The concept of the work is very good, but the form of presenting the results of the literature review requires significant improvement (Table 1). It is very difficult to read and analyze the presented data. Tabular presentation of the essence of the Authors' work significantly reduces the quality of the presented review. I suggest changing the form of presentation of the obtained research results.
Please pay attention to the style and punctuation of the presented text
Author Response
Reply to reviewers
Thank you very much for taking the time to review this manuscript. Please find the detailed responses below and the corresponding revision changes in the re-submitted files.
Reviewer 3:
The article concerns the modern approach to the digital support of the education process of novice surgeons in the field of kidney cancer treatment. Problems related to improving the skills of surgeons are a big problem around the world. The number of experts in a given field is limited, and the number of applicants for the profession is constantly increasing. In this aspect, the availability of high-class specialists is problematic. Beginner surgeons are exposed to the lack of high-quality training courses. In this aspect, the concept of digital support for the teaching process in the form of the use of artificial intelligence appears to be an important tool. The presented systematic literature review is a very good step towards the creation and improvement of AI methods to support the preparation of young doctors, not only surgeons. This approach can also be successfully recommended in other areas of vocational education.
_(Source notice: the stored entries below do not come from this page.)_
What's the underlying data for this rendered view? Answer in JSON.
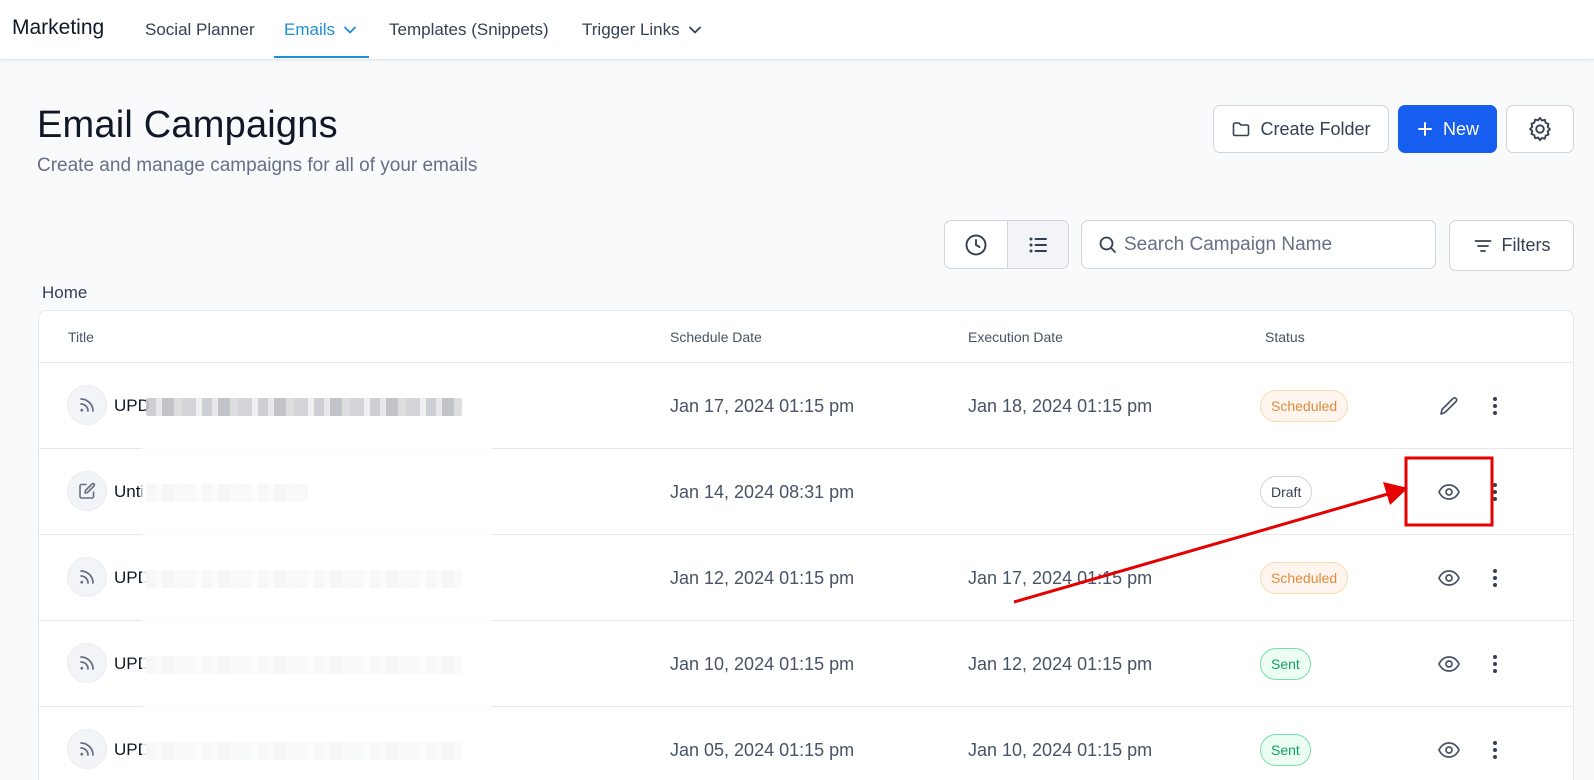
{
  "nav": {
    "brand": "Marketing",
    "items": [
      {
        "label": "Social Planner"
      },
      {
        "label": "Emails"
      },
      {
        "label": "Templates (Snippets)"
      },
      {
        "label": "Trigger Links"
      }
    ]
  },
  "header": {
    "title": "Email Campaigns",
    "subtitle": "Create and manage campaigns for all of your emails",
    "create_folder_label": "Create Folder",
    "new_label": "New"
  },
  "toolbar": {
    "search_placeholder": "Search Campaign Name",
    "filters_label": "Filters"
  },
  "breadcrumb": "Home",
  "table": {
    "columns": [
      "Title",
      "Schedule Date",
      "Execution Date",
      "Status"
    ],
    "rows": [
      {
        "title_prefix": "UPD",
        "icon": "rss-icon",
        "schedule": "Jan 17, 2024 01:15 pm",
        "execution": "Jan 18, 2024 01:15 pm",
        "status": "Scheduled",
        "action": "edit"
      },
      {
        "title_prefix": "Unti",
        "icon": "edit-icon",
        "schedule": "Jan 14, 2024 08:31 pm",
        "execution": "",
        "status": "Draft",
        "action": "view"
      },
      {
        "title_prefix": "UPD",
        "icon": "rss-icon",
        "schedule": "Jan 12, 2024 01:15 pm",
        "execution": "Jan 17, 2024 01:15 pm",
        "status": "Scheduled",
        "action": "view"
      },
      {
        "title_prefix": "UPD",
        "icon": "rss-icon",
        "schedule": "Jan 10, 2024 01:15 pm",
        "execution": "Jan 12, 2024 01:15 pm",
        "status": "Sent",
        "action": "view"
      },
      {
        "title_prefix": "UPD",
        "icon": "rss-icon",
        "schedule": "Jan 05, 2024 01:15 pm",
        "execution": "Jan 10, 2024 01:15 pm",
        "status": "Sent",
        "action": "view"
      }
    ]
  },
  "colors": {
    "accent": "#1d8fd6",
    "primary_button": "#155eef",
    "annotation": "#e60000"
  }
}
The concept of the work is very good, but the form of presenting the results of the literature review requires significant improvement (Table 1). It is very difficult to read and analyze the presented data. Tabular presentation of the essence of the Authors' work significantly reduces the quality of the presented review. I suggest changing the form of presentation of the obtained research results.
Thanks for your nice comment. We understand your concern, we simplified the table to make it easier for the reader.
As regards language
The article was revised as regards the language.
Round 2
Reviewer 2 Report
The authors addressed the comments effectively.